Complete step-by-step answer:
The positive integers start from 1.
The series of the positive integers starting from 1, and end at 1000 is shown below.
\[1,2,3,4,5, \ldots \ldots ,1000 \]
The total number of terms \[n\] in the series are 1000.
First number \[a\] of the series is 1 and the common difference \[d\] is 1.
The formula for the sum \[S\] of \[n\] terms in A.P. is shown below.
\[S = \dfrac{n}{2}\left\{ {2a + \left( {n - 1} \right)d} \right\} \]

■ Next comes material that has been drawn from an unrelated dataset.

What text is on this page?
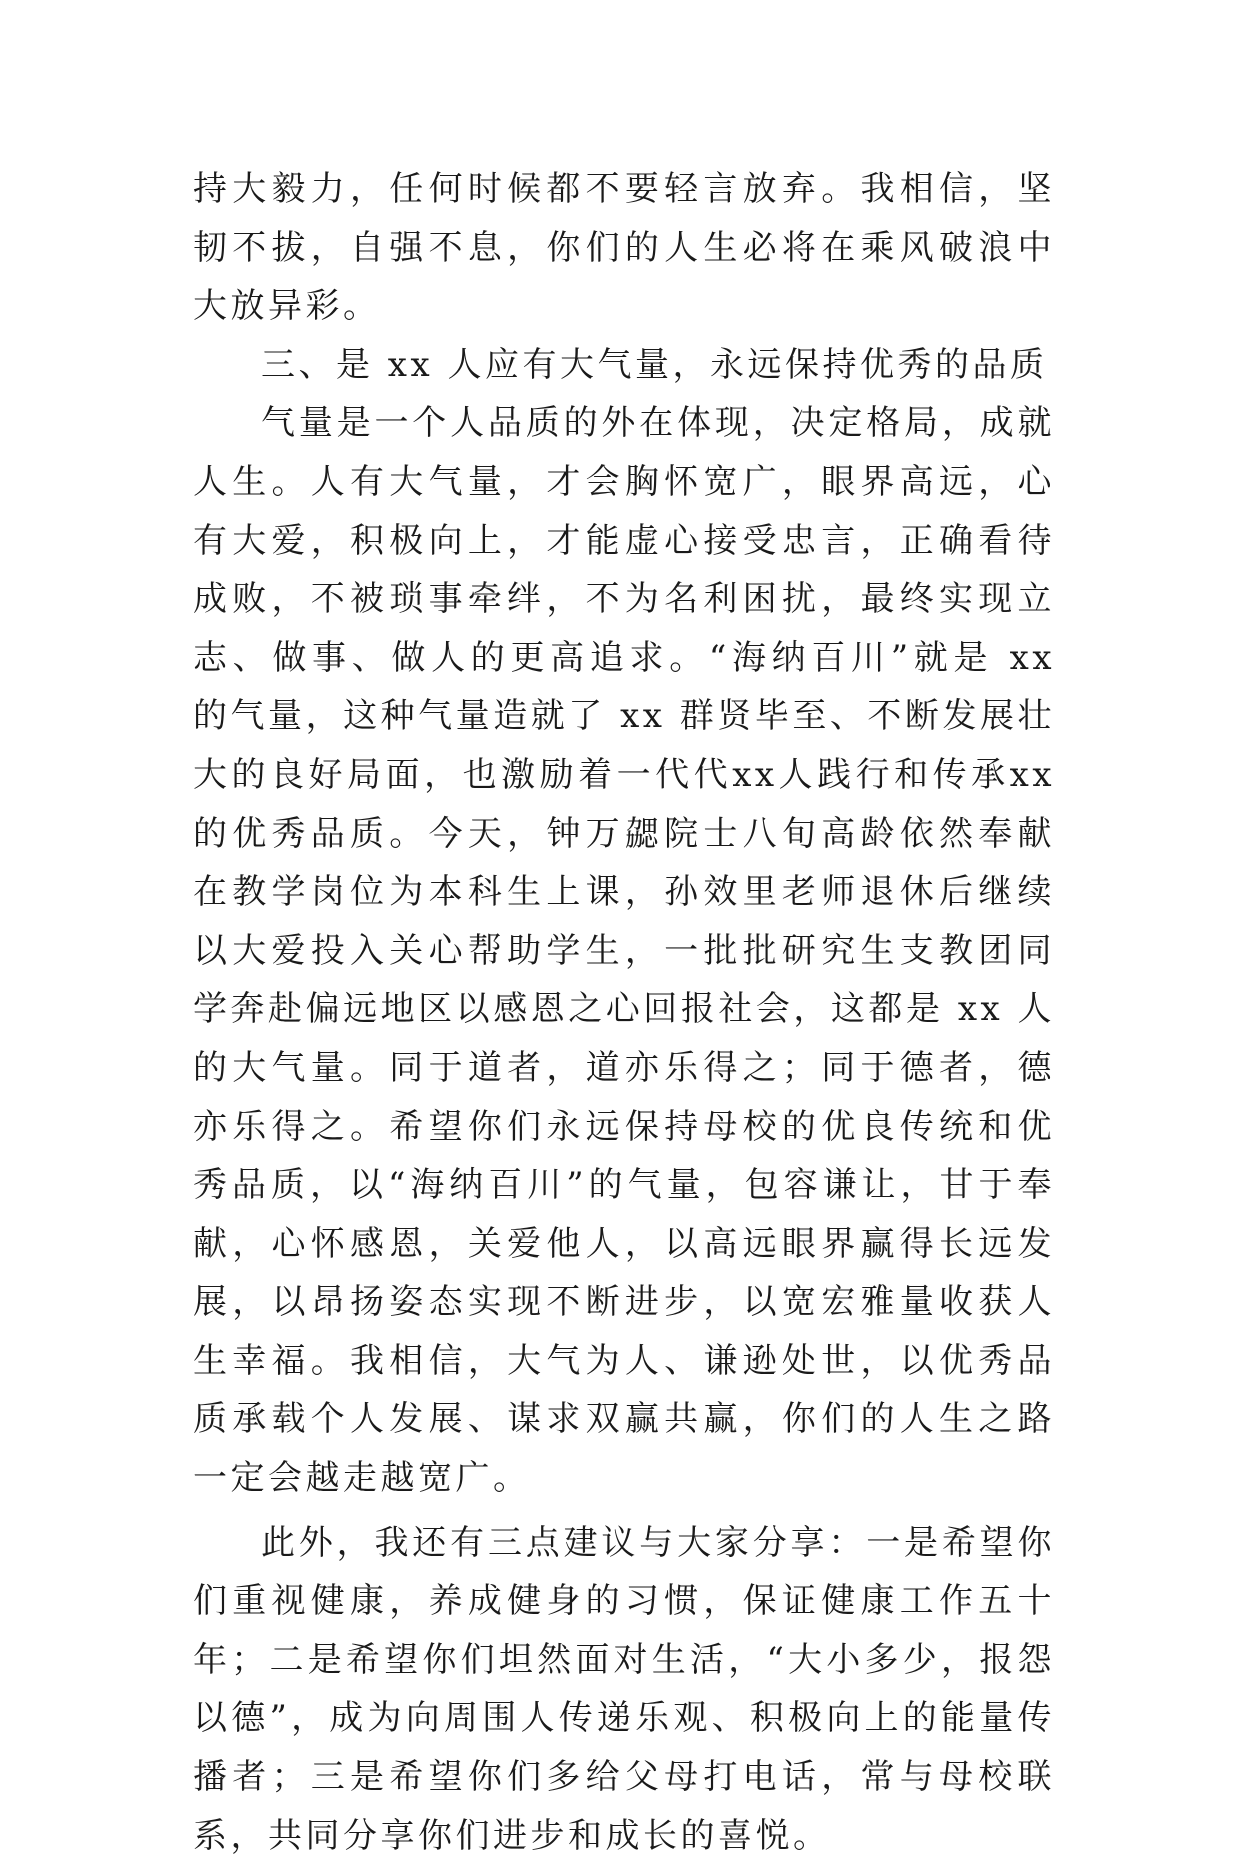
持大毅力，任何时候都不要轻言放弃。我相信，坚韧不拔，自强不息，你们的人生必将在乘风破浪中大放异彩。

三、是 xx 人应有大气量，永远保持优秀的品质

气量是一个人品质的外在体现，决定格局，成就人生。人有大气量，才会胸怀宽广，眼界高远，心有大爱，积极向上，才能虚心接受忠言，正确看待成败，不被琐事牵绊，不为名利困扰，最终实现立志、做事、做人的更高追求。“海纳百川”就是 xx 的气量，这种气量造就了 xx 群贤毕至、不断发展壮大的良好局面，也激励着一代代xx人践行和传承xx的优秀品质。今天，钟万勰院士八旬高龄依然奉献在教学岗位为本科生上课，孙效里老师退休后继续以大爱投入关心帮助学生，一批批研究生支教团同学奔赴偏远地区以感恩之心回报社会，这都是 xx 人的大气量。同于道者，道亦乐得之；同于德者，德亦乐得之。希望你们永远保持母校的优良传统和优秀品质，以“海纳百川”的气量，包容谦让，甘于奉献，心怀感恩，关爱他人，以高远眼界赢得长远发展，以昂扬姿态实现不断进步，以宽宏雅量收获人生幸福。我相信，大气为人、谦逊处世，以优秀品质承载个人发展、谋求双赢共赢，你们的人生之路一定会越走越宽广。

此外，我还有三点建议与大家分享：一是希望你们重视健康，养成健身的习惯，保证健康工作五十年；二是希望你们坦然面对生活，“大小多少，报怨以德”，成为向周围人传递乐观、积极向上的能量传播者；三是希望你们多给父母打电话，常与母校联系，共同分享你们进步和成长的喜悦。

Substitute 1000 for\[n\], 1 for \[a\] and for \[d\] in the above equation.
\[
  \,\,\,\,S = \dfrac{{1000}}{2}\left\{ {2\left( 1 \right) + \left( {1000 - 1} \right)1} \right\} \\
   \Rightarrow S = 500\left\{ {2 + 999} \right\} \\
   \Rightarrow S = 500\left\{ {1001} \right\} \\
   \Rightarrow S = 500500 \\
 \]

Thus, the sum of the first 1000 positive integers is 500500.

Note: The given positive integers are in arithmetic progression. Apply the formula for the sum of \[n\] terms in arithmetic progression.